Ces complots, affirme Déria, sont dus à la fierté des couches dirigeantes : " Ce n’étaient pas les gens du plus bas peuple qui conspiraient ainsi, mais les hommes les mieux nés, les plus fiers et les plus hardis, car eux supportaient plus que mal que tout le monde les abus de leur maître ".
Mais à Velsna, à vrai dire, les sénateurs voulaient-ils vraiment gouverner ou, du moins, diriger ? Car un non vouloir latent nourrissait un déchirement intime, cause profonde du conflit entre le pouvoir executif et le Sénat. Les relations n’étaient qu’une succession d’hypocrisies et les sénateurs en voulaient paradoxalement au prince de leur propre incurie. De fait, ils étaient soulagés de laisser mes tyrans les décharger du fardeau gouvernemental.

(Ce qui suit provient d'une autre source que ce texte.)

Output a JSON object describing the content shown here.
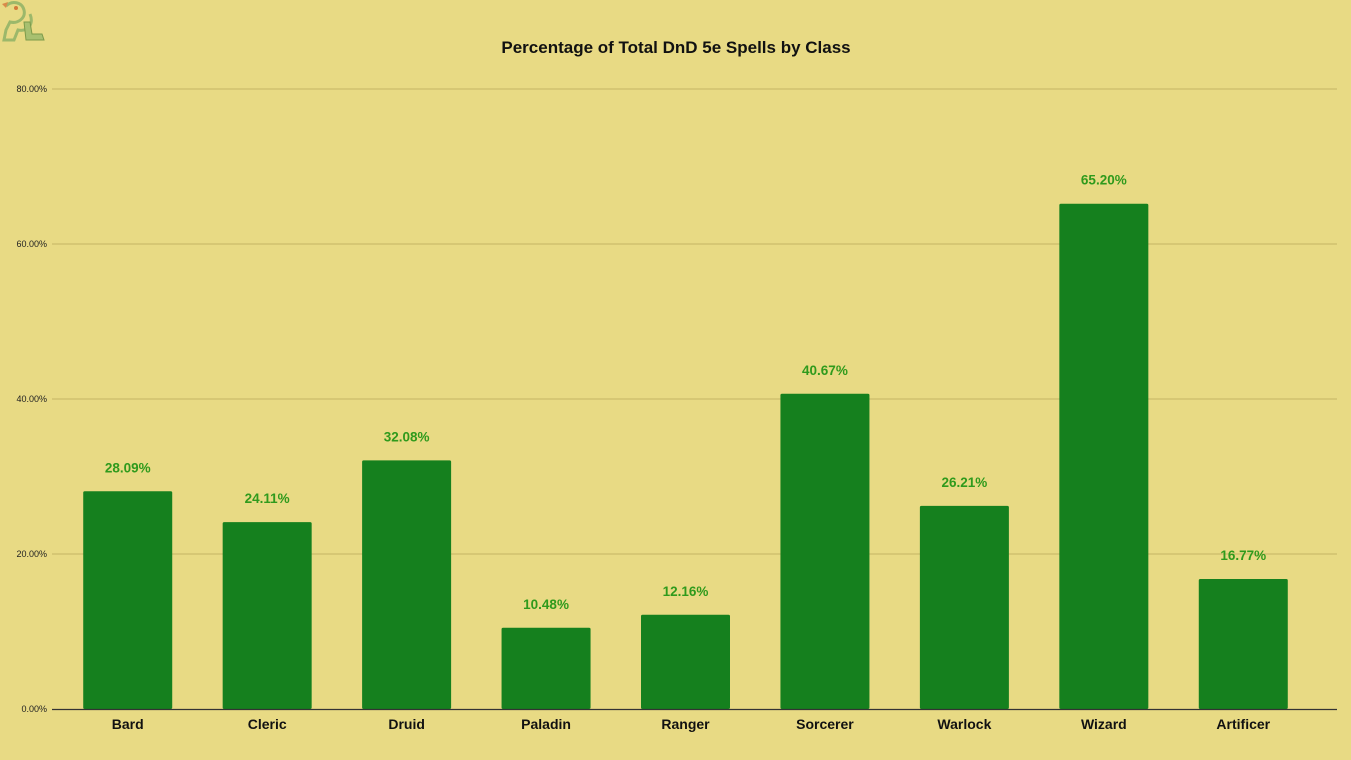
{
  "colors": {
    "background": "#e8da84",
    "bar": "#15801e",
    "data_label": "#2f9a1c",
    "gridline": "#c4b464",
    "axis": "#333333"
  },
  "logo": {
    "icon": "dragon-logo-icon",
    "text": "DL"
  },
  "chart_data": {
    "type": "bar",
    "title": "Percentage of Total DnD 5e Spells by Class",
    "xlabel": "",
    "ylabel": "",
    "categories": [
      "Bard",
      "Cleric",
      "Druid",
      "Paladin",
      "Ranger",
      "Sorcerer",
      "Warlock",
      "Wizard",
      "Artificer"
    ],
    "values": [
      28.09,
      24.11,
      32.08,
      10.48,
      12.16,
      40.67,
      26.21,
      65.2,
      16.77
    ],
    "data_labels": [
      "28.09%",
      "24.11%",
      "32.08%",
      "10.48%",
      "12.16%",
      "40.67%",
      "26.21%",
      "65.20%",
      "16.77%"
    ],
    "ylim": [
      0,
      80
    ],
    "yticks": [
      0,
      20,
      40,
      60,
      80
    ],
    "ytick_labels": [
      "0.00%",
      "20.00%",
      "40.00%",
      "60.00%",
      "80.00%"
    ],
    "grid": true,
    "legend": "none"
  }
}
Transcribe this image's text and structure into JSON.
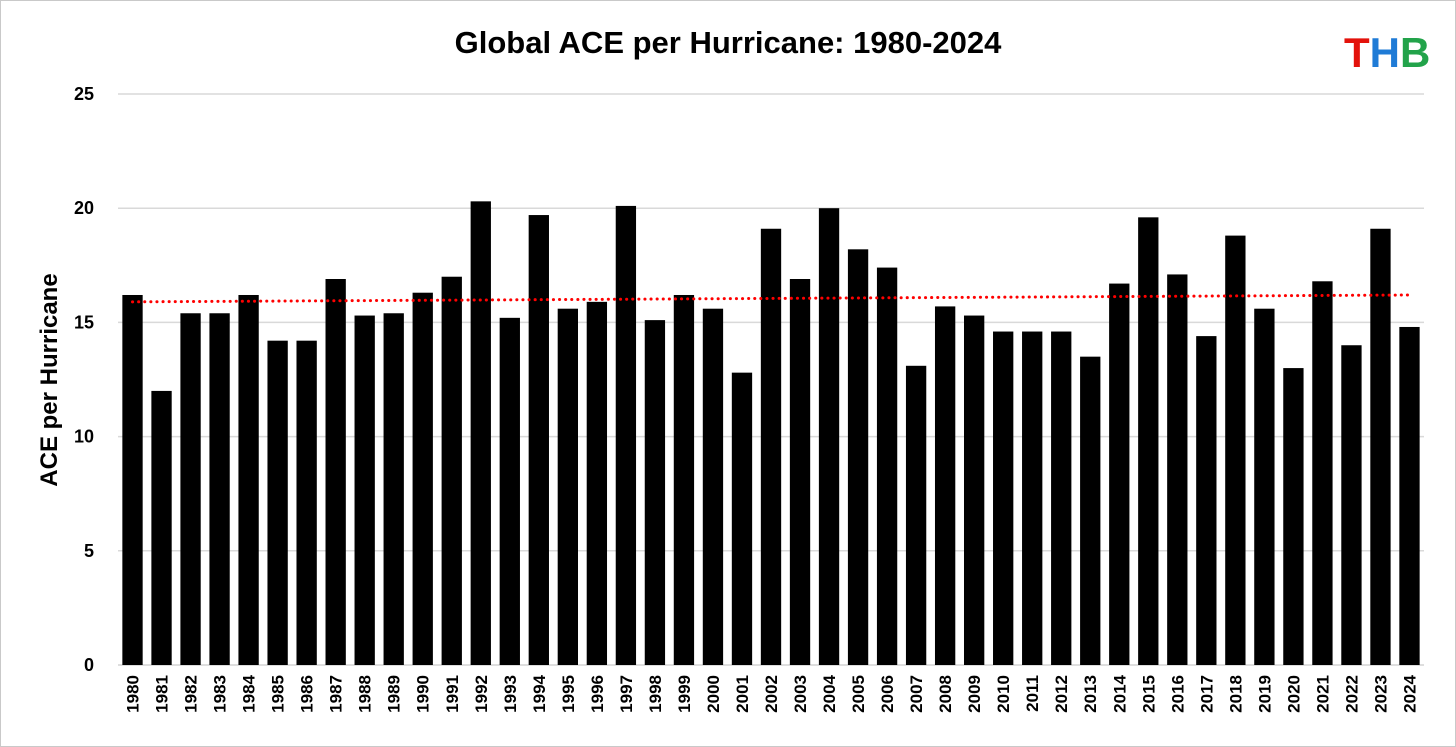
{
  "chart_data": {
    "type": "bar",
    "title": "Global ACE per Hurricane: 1980-2024",
    "xlabel": "",
    "ylabel": "ACE per Hurricane",
    "ylim": [
      0,
      25
    ],
    "yticks": [
      0,
      5,
      10,
      15,
      20,
      25
    ],
    "grid": true,
    "legend": "none",
    "categories": [
      "1980",
      "1981",
      "1982",
      "1983",
      "1984",
      "1985",
      "1986",
      "1987",
      "1988",
      "1989",
      "1990",
      "1991",
      "1992",
      "1993",
      "1994",
      "1995",
      "1996",
      "1997",
      "1998",
      "1999",
      "2000",
      "2001",
      "2002",
      "2003",
      "2004",
      "2005",
      "2006",
      "2007",
      "2008",
      "2009",
      "2010",
      "2011",
      "2012",
      "2013",
      "2014",
      "2015",
      "2016",
      "2017",
      "2018",
      "2019",
      "2020",
      "2021",
      "2022",
      "2023",
      "2024"
    ],
    "values": [
      16.2,
      12.0,
      15.4,
      15.4,
      16.2,
      14.2,
      14.2,
      16.9,
      15.3,
      15.4,
      16.3,
      17.0,
      20.3,
      15.2,
      19.7,
      15.6,
      15.9,
      20.1,
      15.1,
      16.2,
      15.6,
      12.8,
      19.1,
      16.9,
      20.0,
      18.2,
      17.4,
      13.1,
      15.7,
      15.3,
      14.6,
      14.6,
      14.6,
      13.5,
      16.7,
      19.6,
      17.1,
      14.4,
      18.8,
      15.6,
      13.0,
      16.8,
      14.0,
      19.1,
      14.8
    ],
    "trendline": {
      "style": "dotted",
      "color": "#ff0000",
      "start": 15.9,
      "end": 16.2
    },
    "bar_color": "#000000"
  },
  "logo": {
    "letters": [
      {
        "char": "T",
        "color": "#e3120b"
      },
      {
        "char": "H",
        "color": "#1f7bd6"
      },
      {
        "char": "B",
        "color": "#22a34a"
      }
    ]
  }
}
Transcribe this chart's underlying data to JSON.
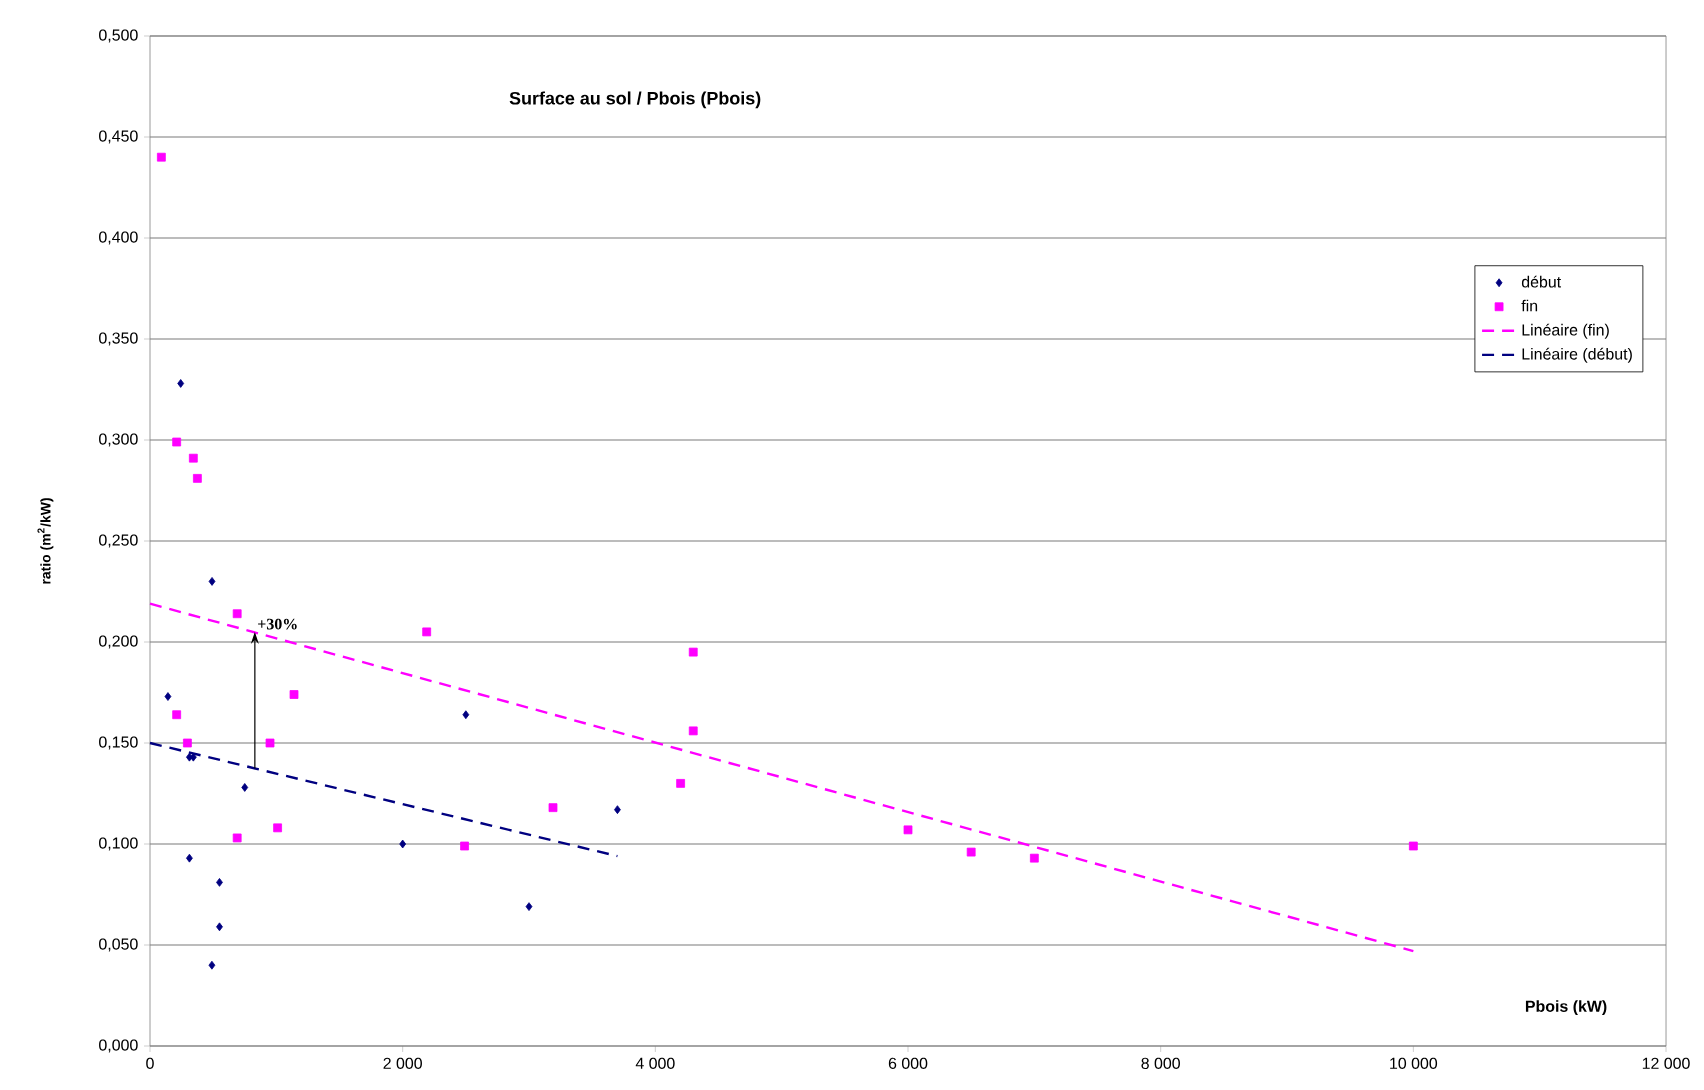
{
  "chart_data": {
    "type": "scatter",
    "title": "Surface au sol / Pbois (Pbois)",
    "xlabel": "Pbois (kW)",
    "ylabel": "ratio (m$^{2}$/kW)",
    "xlim": [
      0,
      12000
    ],
    "ylim": [
      0,
      0.5
    ],
    "xticks": [
      0,
      {
        "value": 2000,
        "label": "2 000"
      },
      {
        "value": 4000,
        "label": "4 000"
      },
      {
        "value": 6000,
        "label": "6 000"
      },
      {
        "value": 8000,
        "label": "8 000"
      },
      {
        "value": 10000,
        "label": "10 000"
      },
      {
        "value": 12000,
        "label": "12 000"
      }
    ],
    "yticks": [
      {
        "value": 0,
        "label": "0,000"
      },
      {
        "value": 0.05,
        "label": "0,050"
      },
      {
        "value": 0.1,
        "label": "0,100"
      },
      {
        "value": 0.15,
        "label": "0,150"
      },
      {
        "value": 0.2,
        "label": "0,200"
      },
      {
        "value": 0.25,
        "label": "0,250"
      },
      {
        "value": 0.3,
        "label": "0,300"
      },
      {
        "value": 0.35,
        "label": "0,350"
      },
      {
        "value": 0.4,
        "label": "0,400"
      },
      {
        "value": 0.45,
        "label": "0,450"
      },
      {
        "value": 0.5,
        "label": "0,500"
      }
    ],
    "grid": "y",
    "legend": "right",
    "series": [
      {
        "name": "début",
        "marker": "diamond",
        "color": "#000080",
        "x": [
          243,
          491,
          142,
          2500,
          312,
          343,
          750,
          2000,
          312,
          550,
          550,
          490,
          3000,
          3700
        ],
        "values": [
          0.328,
          0.23,
          0.173,
          0.164,
          0.143,
          0.143,
          0.128,
          0.1,
          0.093,
          0.081,
          0.059,
          0.04,
          0.069,
          0.117
        ]
      },
      {
        "name": "fin",
        "marker": "square",
        "color": "#ff00ff",
        "x": [
          90,
          211,
          343,
          375,
          690,
          2190,
          211,
          1140,
          296,
          950,
          690,
          1010,
          2490,
          4300,
          4300,
          4200,
          3190,
          6000,
          6500,
          7000,
          10000
        ],
        "values": [
          0.44,
          0.299,
          0.291,
          0.281,
          0.214,
          0.205,
          0.164,
          0.174,
          0.15,
          0.15,
          0.103,
          0.108,
          0.099,
          0.195,
          0.156,
          0.13,
          0.118,
          0.107,
          0.096,
          0.093,
          0.099
        ]
      },
      {
        "name": "Linéaire (fin)",
        "type": "line",
        "marker": "none",
        "line_style": "dashed",
        "color": "#ff00ff",
        "x": [
          0,
          10000
        ],
        "values": [
          0.219,
          0.047
        ]
      },
      {
        "name": "Linéaire (début)",
        "type": "line",
        "marker": "none",
        "line_style": "dashed",
        "color": "#000080",
        "x": [
          0,
          3700
        ],
        "values": [
          0.15,
          0.094
        ]
      }
    ],
    "annotations": [
      {
        "text": "+30%",
        "x": 830,
        "y": 0.205
      }
    ]
  }
}
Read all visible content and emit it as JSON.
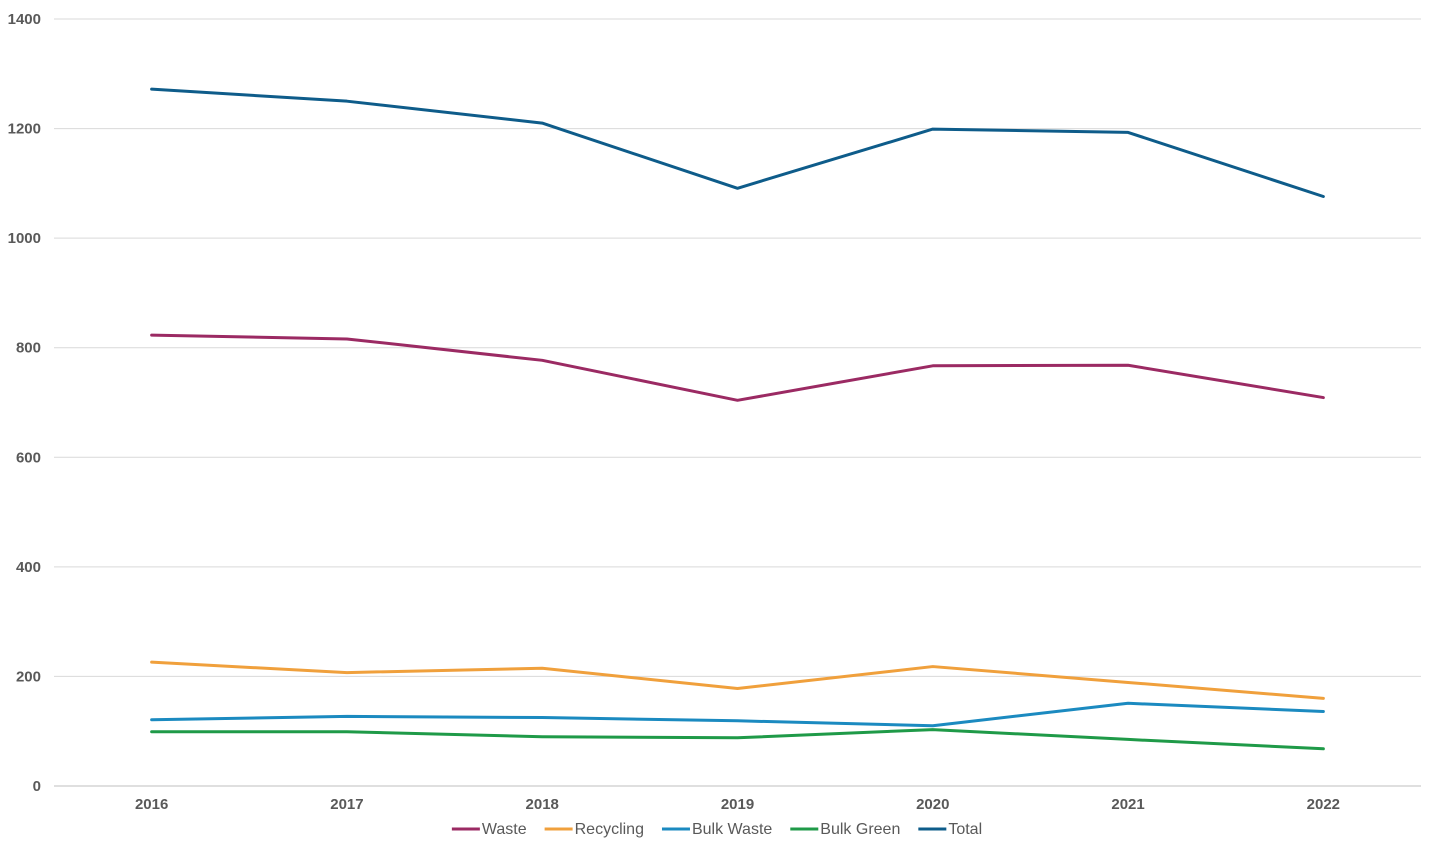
{
  "chart_data": {
    "type": "line",
    "title": "",
    "xlabel": "",
    "ylabel": "",
    "categories": [
      "2016",
      "2017",
      "2018",
      "2019",
      "2020",
      "2021",
      "2022"
    ],
    "ylim": [
      0,
      1400
    ],
    "yticks": [
      0,
      200,
      400,
      600,
      800,
      1000,
      1200,
      1400
    ],
    "grid": true,
    "legend_position": "bottom",
    "series": [
      {
        "name": "Waste",
        "color": "#9b2a63",
        "values": [
          823,
          816,
          777,
          704,
          767,
          768,
          709
        ]
      },
      {
        "name": "Recycling",
        "color": "#f0a03c",
        "values": [
          226,
          207,
          215,
          178,
          218,
          189,
          160
        ]
      },
      {
        "name": "Bulk Waste",
        "color": "#1b8ac0",
        "values": [
          121,
          127,
          125,
          119,
          110,
          151,
          136
        ]
      },
      {
        "name": "Bulk Green",
        "color": "#1f9a48",
        "values": [
          99,
          99,
          90,
          88,
          103,
          85,
          68
        ]
      },
      {
        "name": "Total",
        "color": "#0e5c8a",
        "values": [
          1272,
          1250,
          1210,
          1091,
          1199,
          1193,
          1076
        ]
      }
    ]
  }
}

Lorsque les patrices héréditaires étaient en présence d’une noblesse, d’une caste haute à respecter, les relations étaient habituellement sereines et se déroulaient sans arbitraire et sans morgue. Mais quand l’un des partenaires faisait défaut, l'ambition pointait à l’horizon. Dans un premier cas, le potentat traitait avec mépris l’assemblée et les grands commis de l’Etat, ravalés à la condition de simples fonctionnaires, et dans un deuxième cas, la crainte de perdre le trône fera voir en chaque compétence reconnue la menace d’un dangereux concurrent, d’un compétiteur à éliminer. Lorsque les relations entre l’executif et l’assemblée étaient confiantes, on avait donc un prince méritant, mais à l’opposé, on n’avait plus que des tyrans fous, massacreurs de sénateurs.